Gregório de Nissa
Gregório nos ajuda a entender por que podemos parar de pensar em Deus, e na verdade precisamos fazê-lo, para entrarmos plenamente em oração.
A filosofia indiana inclui a doutrina do ‘advaita’ ou não-dualidade. Não somos um com a realidade última, mas também não estamos relacionados a ela apenas de forma dualista. Como acontece com todas as ideias, esta gerou muitas versões. Existem formas fortes e fracas de ‘advaita’. De maneira semelhante, a consciência mística cristã – que não é em si uma questão de ideias, mas dá origem àquela que é a mais rara das criações, novas ideias – possui formas fortes e fracas de teologia apofática. Esta é a teologia que não foge, mas abraça calorosamente a incognoscibilidade do mistério de Deus.

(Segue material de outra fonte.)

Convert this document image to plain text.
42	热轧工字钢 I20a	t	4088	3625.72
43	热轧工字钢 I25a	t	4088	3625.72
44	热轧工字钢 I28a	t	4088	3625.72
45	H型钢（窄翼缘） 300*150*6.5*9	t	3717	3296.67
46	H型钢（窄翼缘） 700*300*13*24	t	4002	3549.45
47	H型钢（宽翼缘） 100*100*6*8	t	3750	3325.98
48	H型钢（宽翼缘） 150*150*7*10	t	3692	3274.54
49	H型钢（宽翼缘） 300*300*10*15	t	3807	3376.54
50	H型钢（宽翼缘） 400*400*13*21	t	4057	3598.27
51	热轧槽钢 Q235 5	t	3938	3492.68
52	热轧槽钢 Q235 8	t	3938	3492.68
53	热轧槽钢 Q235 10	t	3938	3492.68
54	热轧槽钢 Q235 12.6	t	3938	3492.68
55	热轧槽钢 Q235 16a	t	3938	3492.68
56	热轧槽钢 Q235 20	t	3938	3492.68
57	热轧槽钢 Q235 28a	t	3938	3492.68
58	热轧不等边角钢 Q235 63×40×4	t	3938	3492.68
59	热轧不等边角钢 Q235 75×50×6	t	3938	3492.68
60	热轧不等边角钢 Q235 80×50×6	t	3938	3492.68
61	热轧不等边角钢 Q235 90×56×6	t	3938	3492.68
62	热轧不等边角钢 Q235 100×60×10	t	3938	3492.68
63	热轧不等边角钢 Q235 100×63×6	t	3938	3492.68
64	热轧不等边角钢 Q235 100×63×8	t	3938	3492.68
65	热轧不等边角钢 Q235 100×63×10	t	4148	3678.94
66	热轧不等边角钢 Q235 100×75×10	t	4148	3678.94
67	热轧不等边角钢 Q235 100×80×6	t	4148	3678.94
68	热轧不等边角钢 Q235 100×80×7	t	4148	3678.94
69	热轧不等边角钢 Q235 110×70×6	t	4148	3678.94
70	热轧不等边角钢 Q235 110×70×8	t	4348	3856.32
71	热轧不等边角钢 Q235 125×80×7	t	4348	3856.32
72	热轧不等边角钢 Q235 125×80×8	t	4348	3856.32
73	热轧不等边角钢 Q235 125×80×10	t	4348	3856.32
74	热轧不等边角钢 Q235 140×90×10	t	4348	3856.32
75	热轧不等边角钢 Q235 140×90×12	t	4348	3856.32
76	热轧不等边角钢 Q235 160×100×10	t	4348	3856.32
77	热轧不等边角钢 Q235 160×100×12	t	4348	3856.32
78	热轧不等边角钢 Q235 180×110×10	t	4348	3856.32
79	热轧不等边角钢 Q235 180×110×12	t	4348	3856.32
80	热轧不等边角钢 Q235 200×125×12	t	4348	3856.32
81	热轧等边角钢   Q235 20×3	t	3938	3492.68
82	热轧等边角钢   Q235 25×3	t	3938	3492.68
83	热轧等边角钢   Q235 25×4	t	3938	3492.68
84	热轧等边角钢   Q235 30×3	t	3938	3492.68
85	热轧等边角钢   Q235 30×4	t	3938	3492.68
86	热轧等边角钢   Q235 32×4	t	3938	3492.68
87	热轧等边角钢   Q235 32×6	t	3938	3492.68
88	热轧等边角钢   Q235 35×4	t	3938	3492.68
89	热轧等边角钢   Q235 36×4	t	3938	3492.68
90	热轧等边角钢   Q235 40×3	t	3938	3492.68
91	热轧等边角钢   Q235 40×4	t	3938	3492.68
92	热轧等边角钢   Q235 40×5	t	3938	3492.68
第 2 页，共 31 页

Gregório de Nissa (335-395) é um exemplo notável da teologia apofática. Talvez por isso, e pelo fato de não ter sido traduzido para o latim precocemente, ele tenha exercido menos influência sobre a teologia e a espiritualidade ocidentais do que sobre a sua própria Igreja Oriental. Mas ele é uma mente cujo encontro com o Ocidente moderno, cansado da divisão religiosa, seria extremamente benéfico.

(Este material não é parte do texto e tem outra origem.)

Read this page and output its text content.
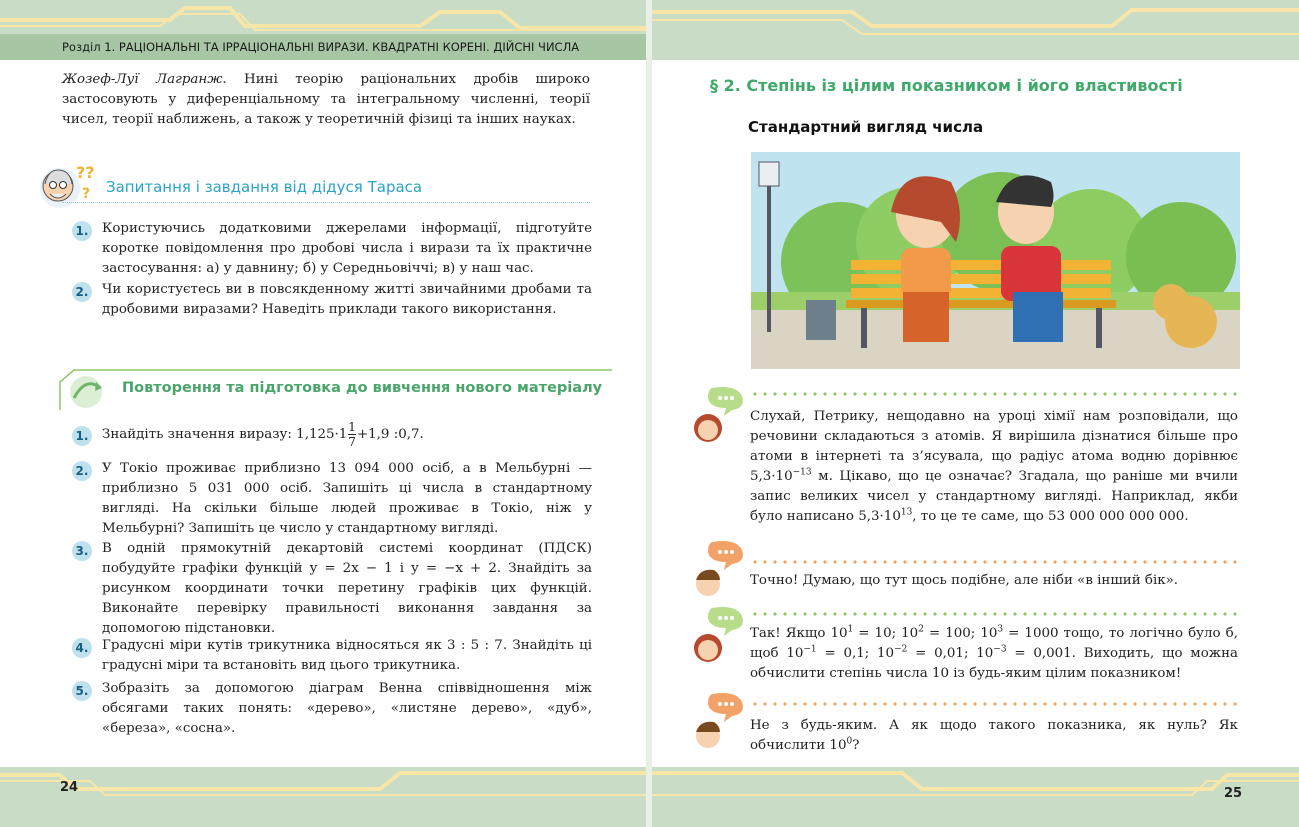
Розділ 1. РАЦІОНАЛЬНІ ТА ІРРАЦІОНАЛЬНІ ВИРАЗИ. КВАДРАТНІ КОРЕНІ. ДІЙСНІ ЧИСЛА
Жозеф-Луї Лагранж. Нині теорію раціональних дробів широко застосовують у диференціальному та інтегральному численні, теорії чисел, теорії наближень, а також у теоретичній фізиці та інших науках.
??
? Запитання і завдання від дідуся Тараса
1. Користуючись додатковими джерелами інформації, підготуйте коротке повідомлення про дробові числа і вирази та їх практичне застосування: а) у давнину; б) у Середньовіччі; в) у наш час.
2. Чи користуєтесь ви в повсякденному житті звичайними дробами та дробовими виразами? Наведіть приклади такого використання.
Повторення та підготовка до вивчення нового матеріалу
1. Знайдіть значення виразу: $1,125\cdot 1 \frac{1}{7} +1,9$ :0,7.
2. У Токіо проживає приблизно 13 094 000 осіб, а в Мельбурні — приблизно 5 031 000 осіб. Запишіть ці числа в стандартному вигляді. На скільки більше людей проживає в Токіо, ніж у Мельбурні? Запишіть це число у стандартному вигляді.
3. В одній прямокутній декартовій системі координат (ПДСК) побудуйте графіки функцій y = 2x − 1 і y = −x + 2. Знайдіть за рисунком координати точки перетину графіків цих функцій. Виконайте перевірку правильності виконання завдання за допомогою підстановки.
4. Градусні міри кутів трикутника відносяться як 3 : 5 : 7. Знайдіть ці градусні міри та встановіть вид цього трикутника.
5. Зобразіть за допомогою діаграм Венна співвідношення між обсягами таких понять: «дерево», «листяне дерево», «дуб», «береза», «сосна».
24
§ 2. Степінь із цілим показником і його властивості
Стандартний вигляд числа
Слухай, Петрику, нещодавно на уроці хімії нам розповідали, що речовини складаються з атомів. Я вирішила дізнатися більше про атоми в інтернеті та з’ясувала, що радіус атома водню дорівнює $5,3\cdot 10^{-13}$ м. Цікаво, що це означає? Згадала, що раніше ми вчили запис великих чисел у стандартному вигляді. Наприклад, якби було написано $5,3\cdot 10^{13}$, то це те саме, що 53 000 000 000 000.
Точно! Думаю, що тут щось подібне, але ніби «в інший бік».
Так! Якщо $10^1 = 10$; $10^2 = 100$; $10^3 = 1000$ тощо, то логічно було б, щоб $10^{-1} = 0,1$; $10^{-2} = 0,01$; $10^{-3} = 0,001$. Виходить, що можна обчислити степінь числа 10 із будь-яким цілим показником!
Не з будь-яким. А як щодо такого показника, як нуль? Як обчислити $10^0$?
25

Criado como um pequeno agricultor no que hoje é a Turquia, Gregório é um dos três grandes “Pais Capadócios”. Seu irmão Basílio e o amigo deste, Gregório de Nazianzo, foram respectivamente o político-legislador e o poeta-teólogo do grupo. Gregório de Nissa tornou-se o filósofo místico moldado por sua vida conjugal e um episcopado turbulento e pouco eficiente. Parece que foi após a morte de seu irmão que ele se encontrou, embora se sentisse chamado a completar o legado de Basílio ao defender o Concílio de Constantinopla de 381. Este foi um marco na resistência da Igreja primitiva ao arianismo, doutrina que diminui a estatura divina de Cristo. Pode-se pensar que essa longa batalha contra uma heresia moderna ainda poderosa (heresia significa literalmente um ponto de vista “escolhido”) foi uma mera disputa acadêmica. Na verdade, ela diz respeito à nossa própria concepção de identidade e senso de potencial humano. O que Jesus é, nós somos. Pode-se também pensar que a tradição mística não tinha muito a oferecer a esse argumento refinado. De fato, ninguém demonstra melhor do que Gregório, nas obras da segunda metade de sua vida, que é a consciência mística, iluminando o mundo das ideias a partir de uma fonte suprarracional, que molda o que melhor pensamos. A lógica da experiência mística estende-se ao domínio do pensamento e da ação e exige coerência.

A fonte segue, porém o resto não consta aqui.